Op 31 mei 2017 heeft de Commissie in het kader van het mobiliteitspakket 'Europa in beweging' een omvattend pakket van drie wetgevingsvoorstellen aangenomen betreffende sociale aspecten van het wegvervoer en de interne wegvervoersmarkt in de Unie.

De drie wetgevingsvoorstellen in kwestie zijn:

(1) een voorstel tot wijziging van Verordening (EG) nr. 1071/2009 betreffende de toegang tot het beroep van wegvervoerondernemer en Verordening (EG) nr. 1072/2009 betreffende de toegang tot de markt voor internationaal goederenvervoer over de weg;

(2) een voorstel tot wijziging van Verordening (EG) nr. 561/2006 inzake rij- en rusttijden in het wegvervoer en Verordening (EG) nr. 165/2014 betreffende de tachograaf;

(3) een voorstel tot wijziging van Richtlijn 2006/22/EG inzake minimumvereisten voor de controle op de naleving van de regels inzake rij- en rusttijden en tot vaststelling van sectorspecifieke regels voor de detachering van bestuurders (lex specialis bij Richtlijn 96/71/EG betreffende de terbeschikkingstelling van werknemers en Richtlijn 2014/67/EU inzake de handhaving van Richtlijn 96/71/EG).


Indiening van het voorstel bij het Europees Parlement en de Raad
(documenten COM(2017)281 final – 2017/0123 (COD), COM(2017)278 final – 2017/0121 (COD) en COM(2017)277 final – 2017/0122 (COD))

1.6.2017
Advies van het Europees Economisch en Sociaal Comité:18.1.2018
Advies van het Comité van de Regio’s:1.2.2018
Standpunt van het Europees Parlement in eerste lezing:4.4.2019
Vaststelling van het standpunt van de Raad:7.4.2020

2. Doel van het voorstel van de Commissie

De voorstellen van de Commissie hebben in het algemeen tot doel de arbeidsomstandigheden en sociale voorwaarden voor werknemers in het wegvervoer te verbeteren en er tegelijk voor te zorgen dat vervoersondernemingen meer op voet van gelijkheid concurreren.

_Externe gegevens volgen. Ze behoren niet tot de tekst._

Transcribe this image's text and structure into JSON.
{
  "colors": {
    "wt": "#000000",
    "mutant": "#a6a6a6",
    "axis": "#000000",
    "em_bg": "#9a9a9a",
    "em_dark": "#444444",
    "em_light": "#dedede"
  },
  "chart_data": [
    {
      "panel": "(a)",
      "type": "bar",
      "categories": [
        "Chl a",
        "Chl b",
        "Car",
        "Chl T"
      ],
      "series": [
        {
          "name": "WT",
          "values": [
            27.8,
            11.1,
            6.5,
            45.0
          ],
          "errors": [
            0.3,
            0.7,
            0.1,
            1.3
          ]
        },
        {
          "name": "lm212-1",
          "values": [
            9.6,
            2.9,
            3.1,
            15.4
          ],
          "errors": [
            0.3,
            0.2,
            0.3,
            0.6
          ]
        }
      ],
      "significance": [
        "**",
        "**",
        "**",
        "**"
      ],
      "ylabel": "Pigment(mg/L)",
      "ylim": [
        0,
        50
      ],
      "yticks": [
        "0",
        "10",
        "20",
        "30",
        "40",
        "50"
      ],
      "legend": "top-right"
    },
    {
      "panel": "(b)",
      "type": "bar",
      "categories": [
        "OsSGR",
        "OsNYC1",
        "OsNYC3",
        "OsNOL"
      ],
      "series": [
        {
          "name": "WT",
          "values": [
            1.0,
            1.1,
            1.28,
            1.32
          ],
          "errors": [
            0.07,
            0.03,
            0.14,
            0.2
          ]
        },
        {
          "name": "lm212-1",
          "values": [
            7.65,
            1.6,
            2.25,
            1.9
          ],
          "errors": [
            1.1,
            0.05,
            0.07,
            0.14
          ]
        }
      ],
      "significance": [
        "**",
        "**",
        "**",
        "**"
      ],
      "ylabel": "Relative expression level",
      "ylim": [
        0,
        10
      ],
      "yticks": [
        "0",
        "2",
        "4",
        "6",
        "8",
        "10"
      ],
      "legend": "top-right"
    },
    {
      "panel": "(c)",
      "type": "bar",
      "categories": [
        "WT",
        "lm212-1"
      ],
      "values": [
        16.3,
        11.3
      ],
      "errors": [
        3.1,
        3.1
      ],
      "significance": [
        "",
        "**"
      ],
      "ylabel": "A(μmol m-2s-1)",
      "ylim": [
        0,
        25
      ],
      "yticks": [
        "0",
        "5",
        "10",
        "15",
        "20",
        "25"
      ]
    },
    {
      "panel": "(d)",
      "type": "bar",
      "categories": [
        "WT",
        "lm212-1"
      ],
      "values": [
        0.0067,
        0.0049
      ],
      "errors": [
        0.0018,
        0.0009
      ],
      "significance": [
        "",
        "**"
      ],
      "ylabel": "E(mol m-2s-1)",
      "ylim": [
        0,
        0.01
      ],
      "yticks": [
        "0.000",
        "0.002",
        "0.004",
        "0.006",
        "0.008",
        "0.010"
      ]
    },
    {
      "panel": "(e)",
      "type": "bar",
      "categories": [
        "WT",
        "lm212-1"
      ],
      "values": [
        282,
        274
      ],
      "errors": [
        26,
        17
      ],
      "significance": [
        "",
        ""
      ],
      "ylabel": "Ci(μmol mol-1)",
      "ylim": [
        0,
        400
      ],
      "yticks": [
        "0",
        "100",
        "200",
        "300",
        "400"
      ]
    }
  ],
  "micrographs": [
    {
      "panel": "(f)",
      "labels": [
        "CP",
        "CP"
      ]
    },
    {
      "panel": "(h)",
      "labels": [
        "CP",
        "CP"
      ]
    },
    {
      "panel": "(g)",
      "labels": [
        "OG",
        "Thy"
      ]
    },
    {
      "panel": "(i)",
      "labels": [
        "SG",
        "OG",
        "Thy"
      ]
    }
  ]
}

Met haar voorstel tot herziening van de regels inzake de toegang tot het beroep en de markt wil de Commissie de regels in de eerste plaats verduidelijken en vereenvoudigen en de strijd aanbinden met brievenbusmaatschappijen, zonder noemenswaardige inperking van de openstelling van de markt.

Het voorstel tot herziening van de regels inzake rij- en rusttijden en tachografen heeft tot doel sommige bepalingen te verduidelijken en een aantal regels aan te passen aan de veranderende behoeften van de sector. Voorts wordt sterk ingezet op slimme handhaving van de sociale regels in het wegvervoer.

Het voorstel van de Commissie tot herziening van de handhavingsrichtlijn en tot vaststelling van specifieke regels voor detachering in het wegvervoer heeft tot doel een evenredige en adequate toepassing van de detacheringsregels te waarborgen, de handhaving te versterken en de administratieve samenwerking tussen de lidstaten op een meer gestructureerde en efficiënte manier te laten verlopen.

3. Opmerkingen over het standpunt van de Raad

Het standpunt dat de Raad op 7 april 2020 in eerste lezing heeft aangenomen, onderschrijft de voornaamste doelstellingen van de voorstellen van de Commissie om de arbeidsomstandigheden en sociale voorwaarden voor werknemers in het wegvervoer te verbeteren en er tegelijk voor te zorgen dat de concurrentie tussen vervoerders eerlijker verloopt.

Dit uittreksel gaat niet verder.